Una democracia adulta debería ser capaz de mantener simultáneamente dos ideas: exigir responsabilidades al Gobierno español por sus decisiones y exigir explicaciones a Marruecos por lo ocurrido en su lado de una frontera cuya vigilancia también le corresponde.

Sin estridencias. Sin ingenuidad. Y sin utilizar a miles de personas desesperadas como piezas de una guerra política.

Defender Ceuta también significa defender el Estado de derecho

Hay además una cuestión que ya abordé recientemente en este blog al analizar las devoluciones masivas en Ceuta y los límites que establece nuestro Estado de derecho.

España tiene derecho a controlar sus fronteras. Los ciudadanos de Ceuta tienen derecho a reclamar seguridad, servicios públicos suficientes y una respuesta del Estado acorde con la situación excepcional que están soportando.

Y las personas que no tengan derecho a permanecer en territorio español pueden ser devueltas conforme establece la legislación.

Pero democracia significa precisamente conservar las reglas cuando resulta más difícil hacerlo.

No existen derechos humanos para tiempos tranquilos y otros diferentes para tiempos de crisis.

Por eso apoyar a Ceuta no debería significar alimentar el enfrentamiento entre ceutíes e inmigrantes, ni transformar una crisis extraordinariamente compleja en una sencilla batalla entre buenos y malos.

Tampoco debería consistir en utilizar una institución municipalista para escenificar una ofensiva partidista.

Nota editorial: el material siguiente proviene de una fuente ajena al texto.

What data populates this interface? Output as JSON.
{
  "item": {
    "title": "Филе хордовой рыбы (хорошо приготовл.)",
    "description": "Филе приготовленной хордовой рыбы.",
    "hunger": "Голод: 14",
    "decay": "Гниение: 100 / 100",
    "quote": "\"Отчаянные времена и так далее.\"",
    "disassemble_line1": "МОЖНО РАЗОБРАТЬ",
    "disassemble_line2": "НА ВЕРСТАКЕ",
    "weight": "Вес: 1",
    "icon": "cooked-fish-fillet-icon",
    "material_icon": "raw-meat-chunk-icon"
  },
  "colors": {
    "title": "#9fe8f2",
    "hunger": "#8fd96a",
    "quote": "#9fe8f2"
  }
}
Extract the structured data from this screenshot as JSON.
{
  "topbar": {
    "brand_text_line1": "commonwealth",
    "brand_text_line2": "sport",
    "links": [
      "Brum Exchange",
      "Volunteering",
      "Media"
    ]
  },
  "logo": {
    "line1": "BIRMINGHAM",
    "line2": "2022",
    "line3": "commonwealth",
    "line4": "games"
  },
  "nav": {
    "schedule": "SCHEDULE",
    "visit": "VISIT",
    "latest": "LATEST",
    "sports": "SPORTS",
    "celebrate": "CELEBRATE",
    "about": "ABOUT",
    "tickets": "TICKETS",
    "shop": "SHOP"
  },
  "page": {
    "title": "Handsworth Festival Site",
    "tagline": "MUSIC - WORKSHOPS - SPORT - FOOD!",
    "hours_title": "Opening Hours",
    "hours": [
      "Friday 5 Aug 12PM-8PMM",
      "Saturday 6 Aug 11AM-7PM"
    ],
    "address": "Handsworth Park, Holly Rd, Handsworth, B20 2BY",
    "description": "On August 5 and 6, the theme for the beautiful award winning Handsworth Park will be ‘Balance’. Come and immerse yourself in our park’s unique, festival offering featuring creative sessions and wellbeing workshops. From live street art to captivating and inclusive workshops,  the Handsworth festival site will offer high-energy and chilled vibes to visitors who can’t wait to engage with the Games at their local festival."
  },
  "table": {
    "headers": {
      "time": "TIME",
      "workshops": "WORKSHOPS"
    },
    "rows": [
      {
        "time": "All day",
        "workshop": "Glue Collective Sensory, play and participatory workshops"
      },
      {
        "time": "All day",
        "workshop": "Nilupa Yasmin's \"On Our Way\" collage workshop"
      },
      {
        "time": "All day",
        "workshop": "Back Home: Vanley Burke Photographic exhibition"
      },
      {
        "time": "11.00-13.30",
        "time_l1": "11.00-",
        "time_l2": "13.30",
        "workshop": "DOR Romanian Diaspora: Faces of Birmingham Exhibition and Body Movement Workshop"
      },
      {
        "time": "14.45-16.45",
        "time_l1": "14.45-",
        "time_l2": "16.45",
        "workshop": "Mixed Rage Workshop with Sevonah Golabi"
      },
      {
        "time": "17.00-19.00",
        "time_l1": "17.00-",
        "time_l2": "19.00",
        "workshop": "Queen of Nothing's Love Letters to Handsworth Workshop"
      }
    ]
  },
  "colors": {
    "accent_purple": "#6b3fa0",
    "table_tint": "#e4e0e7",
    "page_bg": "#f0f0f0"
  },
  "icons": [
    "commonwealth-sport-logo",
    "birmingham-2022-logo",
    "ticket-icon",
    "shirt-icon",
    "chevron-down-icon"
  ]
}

Qué necesita Ceuta de verdad: Servicios públicos, fuerzas de seguridad, Estado de derecho y convivencia ciudadana como pilares de una respuesta estable y democrática para Ceuta.

Ceuta necesita solidaridad, no propietarios

Yo apoyaría sin reservas una gran movilización nacional por Ceuta si su mensaje fuera inequívoco.

Con los ceutíes.

Con sus servicios públicos.

A las Fuerzas y Cuerpos de Seguridad.

Con quienes están trabajando sobre el terreno.

Con la defensa de nuestras fronteras.

Por el cumplimiento de la ley.

Por supuesto con los derechos humanos.

Y con la exigencia de responsabilidades tanto a nuestro Gobierno como, cuando corresponda, a Marruecos.

Lo que me cuesta aceptar es que una expresión colectiva de solidaridad pueda convertirse en un instrumento mediante el cual unos partidos se arroguen la representación de España frente a otros españoles.

Ceuta no pertenece al PP.

Tampoco al PSOE.

Ni a Vox.

Ceuta no necesita que nadie se apropie de ella para ganar la próxima batalla electoral.

Necesita soluciones.

Y quizás una de las mejores formas de demostrar que verdaderamente estamos con los ceutíes sea empezar por no utilizar su angustia como escenario de nuestra política peninsular.

Porque cuando una manifestación convocada «por Ceuta» comienza a servir para saber quién está con un partido y quién está contra otro, posiblemente hemos dejado de hablar de Ceuta.

Y hemos empezado a hablar de nosotros mismos.